Sales for the month of May were $1,400,000.

Note: When you have completed this problem, you will calculate the gross profit that the company has earned on the jobs that were completed in the month of May. You will"apply" or allocateoverhead to the jobs based the predetermined overhead rate of 70% or 70% times actual direct labor incurred by the company during the month.

Compute the following amounts for the month of May.

1. Cost of materials used relating to the raw materials inventory account. Hint: This will be calculated in the same manner as we did in chapter 14. Beginning raw materials inventory is the April 30 balance above.

2. CalculateCost of goods manufactured. Hint: Start with Beginning GIP inventory, add DM, DL and ALLOCATED factory overhead then subtract ending GIP inventory to arrive at cost of goods manufactured for the month of May. This calculation is identical to what we did in chapter 14 except that we are now  "applying" or allocating factory overhead using a predetermined overhead rate (rather than recording actual factory overhead as we did in the previous chapter) to the work that was done this month. Check figure: COGM should be a number somewhere between $620,000 and $630,000.

3.CalculateCost of goods sold. Hint: This will be calculated in the same manner as we did in chapter 14. Beginning finished goods inventory is the April 30 balance above. Check figure: COGS sold for the month is a number greater than $650,000 but less than $655,000.
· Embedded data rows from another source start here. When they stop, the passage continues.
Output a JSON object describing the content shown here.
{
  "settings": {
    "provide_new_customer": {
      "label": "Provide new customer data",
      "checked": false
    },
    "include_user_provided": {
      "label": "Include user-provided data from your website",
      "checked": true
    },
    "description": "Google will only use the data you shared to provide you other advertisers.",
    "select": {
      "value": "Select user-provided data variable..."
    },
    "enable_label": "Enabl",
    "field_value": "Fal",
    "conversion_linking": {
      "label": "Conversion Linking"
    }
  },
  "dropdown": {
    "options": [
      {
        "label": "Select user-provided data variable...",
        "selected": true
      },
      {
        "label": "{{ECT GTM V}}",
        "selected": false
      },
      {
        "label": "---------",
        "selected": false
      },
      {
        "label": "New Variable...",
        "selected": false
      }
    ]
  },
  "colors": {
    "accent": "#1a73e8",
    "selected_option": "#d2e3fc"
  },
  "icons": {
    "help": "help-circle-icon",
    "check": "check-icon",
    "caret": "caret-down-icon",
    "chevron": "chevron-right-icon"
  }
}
4. Calculate Gross Profit for the month. Calculate gross profit for the month. You better know how to do this. If not, refer back to chapter 4 of the text regarding how to calculate gross profit.

5.  Determine amount ofOverapplied or underapplied overhead. Determine whether the company overapplied or underapplied overhead for the month. Compare actual factory overhead costs incurred during the month verses the total factory overhead that you should have applied during the month.